Logging
This page explains why Protean's logging works the way it does. For task-oriented instructions see the Logging guide; for a factual enumeration of config keys, framework loggers, and event schemas see the Logging reference.
Why structured logs?
The 12-factor treatment of logs as an event stream has been conventional wisdom for more than a decade, but most codebases still produce human-formatted strings and call it a day:
# The old way — looks readable, queries like grep
logger.info(f"Refunded ${amount} for order {order_id} because {reason}")
When a customer reports a missing refund, you open Loki or Elasticsearch
and search. You don't know whether people wrote "Refunded" or
"Refund issued" or "Processing refund"; you don't know whether the
amount comes before or after the order id; you don't know whether the
reason is free text or a code. Every query is an archaeology dig.

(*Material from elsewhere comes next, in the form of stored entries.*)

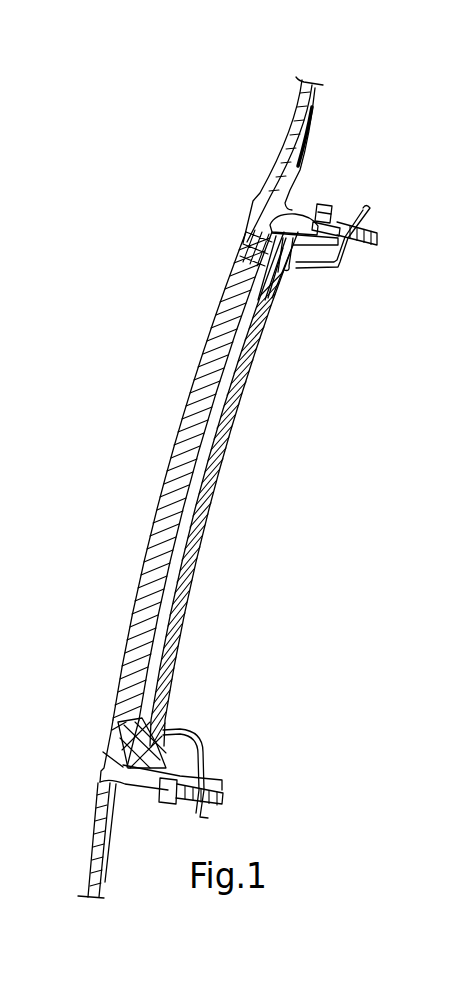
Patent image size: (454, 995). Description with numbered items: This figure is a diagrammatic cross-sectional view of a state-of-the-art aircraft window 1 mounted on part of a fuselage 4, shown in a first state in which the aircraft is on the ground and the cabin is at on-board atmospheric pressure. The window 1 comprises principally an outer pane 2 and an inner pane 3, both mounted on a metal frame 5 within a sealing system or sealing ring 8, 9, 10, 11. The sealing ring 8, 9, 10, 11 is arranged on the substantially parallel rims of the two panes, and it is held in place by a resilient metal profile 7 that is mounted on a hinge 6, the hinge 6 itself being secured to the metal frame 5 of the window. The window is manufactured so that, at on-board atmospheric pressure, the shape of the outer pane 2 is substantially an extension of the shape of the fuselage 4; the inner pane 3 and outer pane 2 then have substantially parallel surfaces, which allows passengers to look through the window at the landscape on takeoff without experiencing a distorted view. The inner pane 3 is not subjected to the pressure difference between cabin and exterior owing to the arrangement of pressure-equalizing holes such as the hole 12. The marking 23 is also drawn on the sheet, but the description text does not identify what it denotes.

The window 1 is at (103, 409).
The outer pane 2 is at (157, 578).
The inner pane 3 is at (190, 590).
The fuselage 4 is at (287, 133).
The metal frame 5 is at (302, 168).
The hinge 6 is at (370, 233).
The resilient metal profile 7 is at (337, 271).
The sealing ring 8 is at (289, 249).
The sealing ring 9 is at (263, 287).
The sealing ring 10 is at (256, 268).
The sealing ring 11 is at (240, 249).
The pressure-equalizing hole 12 is at (275, 292).
The hollow chamber 23 is at (121, 710).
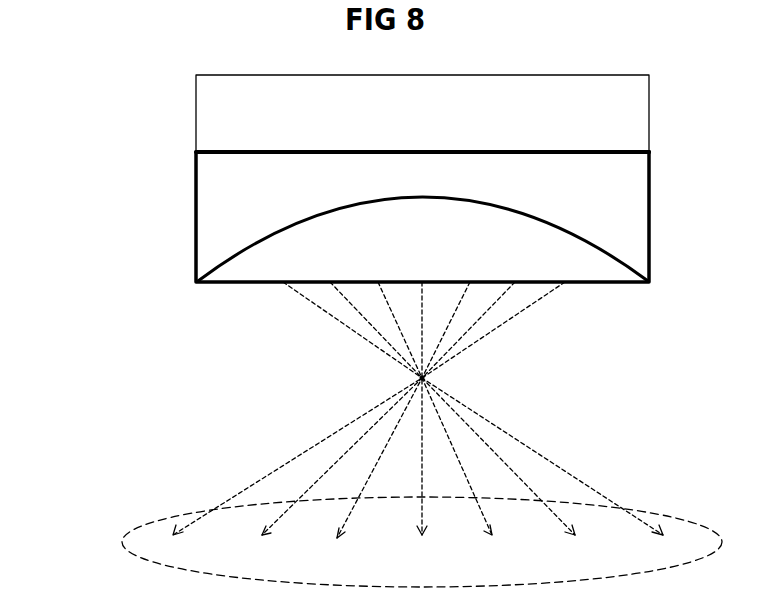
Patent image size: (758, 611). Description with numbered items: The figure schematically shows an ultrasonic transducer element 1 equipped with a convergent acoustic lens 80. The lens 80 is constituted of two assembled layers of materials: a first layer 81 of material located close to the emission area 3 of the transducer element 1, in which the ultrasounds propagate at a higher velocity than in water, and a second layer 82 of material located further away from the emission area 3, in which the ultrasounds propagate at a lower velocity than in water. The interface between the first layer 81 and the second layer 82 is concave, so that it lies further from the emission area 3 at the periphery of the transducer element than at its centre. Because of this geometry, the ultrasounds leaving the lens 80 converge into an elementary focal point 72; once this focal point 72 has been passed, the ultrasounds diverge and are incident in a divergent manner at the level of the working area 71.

The transducer element 1 is at (115, 93).
The emission area 3 is at (626, 157).
The convergent lens 80 is at (104, 234).
The first layer of material 81 is at (222, 164).
The second layer of material 82 is at (198, 283).
The elementary focal point 72 is at (404, 376).
The working area 71 is at (158, 516).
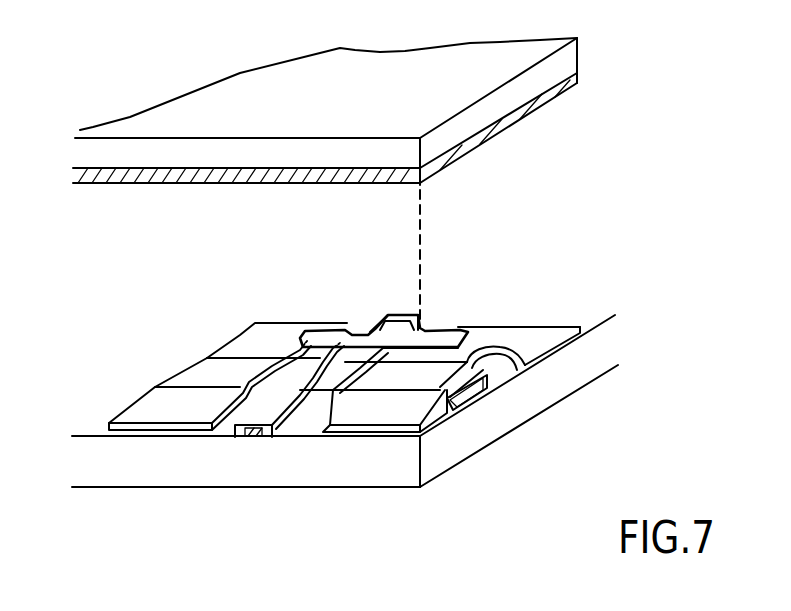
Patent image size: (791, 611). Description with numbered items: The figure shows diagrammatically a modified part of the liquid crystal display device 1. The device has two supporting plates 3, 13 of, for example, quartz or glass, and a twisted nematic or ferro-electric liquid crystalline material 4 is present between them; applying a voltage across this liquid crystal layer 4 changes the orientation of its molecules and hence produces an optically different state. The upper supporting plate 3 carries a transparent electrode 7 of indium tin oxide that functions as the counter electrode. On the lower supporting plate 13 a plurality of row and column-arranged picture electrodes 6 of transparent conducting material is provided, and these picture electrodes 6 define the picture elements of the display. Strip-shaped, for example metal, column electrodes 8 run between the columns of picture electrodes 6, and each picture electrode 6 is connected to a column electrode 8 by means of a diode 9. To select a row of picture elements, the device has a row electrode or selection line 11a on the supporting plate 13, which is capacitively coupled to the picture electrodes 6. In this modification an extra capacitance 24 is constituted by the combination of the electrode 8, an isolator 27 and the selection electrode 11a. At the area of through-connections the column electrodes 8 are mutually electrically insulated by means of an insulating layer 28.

Structured logs invert that:
# The Protean way — event name is stable, fields are queryable
logger.info("payment_refunded", order_id="ord-123", amount=19.99, reason="customer_request")
event=payment_refunded AND reason=customer_request is a viable query.
avg(amount) by reason is a viable aggregation. count by hour draws a
time series. Strings are opaque; fields are data.
Protean commits to this pattern throughout — every hot-path event emitted
by the framework uses a stable name and structured fields, and the
get_logger() API encourages application code to do the same.
The wide event pattern
Structured logs alone still leave an observability gap: when something
goes wrong inside a handler, you typically have a dozen scattered log
lines — "started processing", "loaded aggregate", "validated input",
"raised event", "saved aggregate", "committed UoW" — and you have to
reconstruct the full story by filtering on correlation_id.
The wide event pattern replaces that stream of thin events with one rich event per unit of work. Stripe's engineering blog codified this as the canonical log line pattern:
We emit one log line for every request our application handles. The log line contains every field we might want to query on: request id, user id, response time, status code, billing plan, A/B test cohorts, and so on.
That one log line answers:
- "Which requests failed in the last 10 minutes?"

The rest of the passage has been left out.